CSE559A Lecture 4

Practical issues with filtering

h[m,n]=\sum_{k=0}^{m-i}\sum_{l=0}^{n-i}g[k,l]f[m+k,n+l]

Loss of information on edges of image

The filter window falls off the edge of the image
Need to extrapolate
Methods:
- clip filter
- wrap around (extend the image periodically)
- copy edge (extend the image by copying the edge pixels)
- reflect across edge (extend the image by reflecting the edge pixels)

Convolution vs Correlation

Convolution:
- The filter is flipped and convolved with the image

h[m,n]=\sum_{k=i}^{m}\sum_{l=i}^{n}g[k,l]f[m-k,n-l]

Correlation:
- The filter is not flipped and convolved with the image

h[m,n]=\sum_{k=0}^{m-i}\sum_{l=0}^{n-i}g[k,l]f[m+k,n+l]

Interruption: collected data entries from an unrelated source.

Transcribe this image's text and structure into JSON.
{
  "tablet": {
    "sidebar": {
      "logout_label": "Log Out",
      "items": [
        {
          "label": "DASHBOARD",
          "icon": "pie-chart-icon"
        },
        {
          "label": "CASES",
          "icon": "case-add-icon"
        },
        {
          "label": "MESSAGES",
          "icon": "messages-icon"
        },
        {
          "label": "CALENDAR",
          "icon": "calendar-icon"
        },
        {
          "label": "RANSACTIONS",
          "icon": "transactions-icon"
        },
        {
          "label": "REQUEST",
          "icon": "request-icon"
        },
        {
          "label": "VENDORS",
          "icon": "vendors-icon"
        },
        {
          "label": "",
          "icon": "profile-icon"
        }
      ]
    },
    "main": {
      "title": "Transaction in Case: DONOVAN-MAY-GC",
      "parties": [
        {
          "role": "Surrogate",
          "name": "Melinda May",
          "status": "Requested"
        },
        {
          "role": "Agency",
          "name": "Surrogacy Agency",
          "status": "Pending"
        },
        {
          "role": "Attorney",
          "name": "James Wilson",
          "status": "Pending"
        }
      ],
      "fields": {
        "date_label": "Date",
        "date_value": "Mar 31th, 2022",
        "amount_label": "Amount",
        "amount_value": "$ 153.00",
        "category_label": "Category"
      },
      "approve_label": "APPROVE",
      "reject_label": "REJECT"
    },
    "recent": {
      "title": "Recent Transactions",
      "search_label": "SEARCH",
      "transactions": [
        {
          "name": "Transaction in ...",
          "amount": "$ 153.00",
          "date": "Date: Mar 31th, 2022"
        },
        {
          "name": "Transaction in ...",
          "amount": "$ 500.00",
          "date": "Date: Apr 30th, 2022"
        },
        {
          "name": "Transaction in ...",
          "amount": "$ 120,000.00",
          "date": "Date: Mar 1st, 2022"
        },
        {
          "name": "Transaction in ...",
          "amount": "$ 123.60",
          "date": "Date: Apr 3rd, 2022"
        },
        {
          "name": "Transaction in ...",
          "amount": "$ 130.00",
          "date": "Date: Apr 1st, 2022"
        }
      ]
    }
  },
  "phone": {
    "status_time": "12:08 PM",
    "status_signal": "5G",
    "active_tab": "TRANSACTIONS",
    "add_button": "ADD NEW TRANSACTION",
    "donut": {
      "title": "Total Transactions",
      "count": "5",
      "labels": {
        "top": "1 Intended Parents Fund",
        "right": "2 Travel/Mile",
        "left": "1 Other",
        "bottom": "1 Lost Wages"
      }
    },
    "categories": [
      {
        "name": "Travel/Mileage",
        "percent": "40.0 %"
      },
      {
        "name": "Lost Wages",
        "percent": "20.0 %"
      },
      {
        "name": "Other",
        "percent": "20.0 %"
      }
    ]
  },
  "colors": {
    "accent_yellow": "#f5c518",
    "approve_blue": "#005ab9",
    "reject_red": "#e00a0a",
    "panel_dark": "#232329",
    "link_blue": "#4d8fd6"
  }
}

does not matter for deep learning


scipy.signal.convolve2d(image, kernel, mode='same')
scipy.signal.correlate2d(image, kernel, mode='same')

but pytorch uses correlation for convolution, the convolution in pytorch is actually a correlation in scipy.

Frequency domain representation of linear image filters

TL;DR: It can be helpful to think about linear spatial filters in terms fro their frequency domain representation

Fourier transform and frequency domain
The convolution theorem

Hybrid image: More in homework 2

Human eye is sensitive to low frequencies in far field, high frequencies in near field

Change of basis from an image perspective

For vectors:

Vector -> Invertible matrix multiplication -> New vector
Normally we think of the standard/natural basis, with unit vectors in the direction of the axes

For images:

Image -> Vector -> Invertible matrix multiplication -> New vector -> New image
Standard basis is just a collection of one-hot images

Use im.flatten() to convert an image to a vector

Image(M^{-1}GMVec(I))

M is the change of basis matrix, $M^{-1}M=I$
G is the operation we want to perform
Vec(I) is the vectorized image

Lossy image compression (JPEG)

JPEG is a lossy compression algorithm
It uses the DCT (Discrete Cosine Transform) to transform the image to the frequency domain
The DCT is a linear operation, so it can be represented as a matrix multiplication
The JPEG algorithm then quantizes the coefficients and entropy codes them (use Huffman coding)

Thinking in frequency domain

Fourier transform

Any univariate function can be represented as a weighted sum of sine and cosine functions

X[k]=\sum_{n=N-1}^{0}x[n]e^{-2\pi ikn/N}=\sum_{n=0}^{N-1}x[n]\left[\sin\left(\frac{2\pi}{N}kn\right)+i\cos\left(\frac{2\pi}{N}kn\right)\right]

$X[k]$ is the Fourier transform of $x[n]$
$e^{-2\pi ikn/N}$ is the basis function
$x[n]$ is the original function

Real part:

\text{Re}(X[k])=\sum_{n=0}^{N-1}x[n]\cos\left(\frac{2\pi}{N}kn\right)

Imaginary part:

\text{Im}(X[k])=\sum_{n=0}^{N-1}x[n]\sin\left(\frac{2\pi}{N}kn\right)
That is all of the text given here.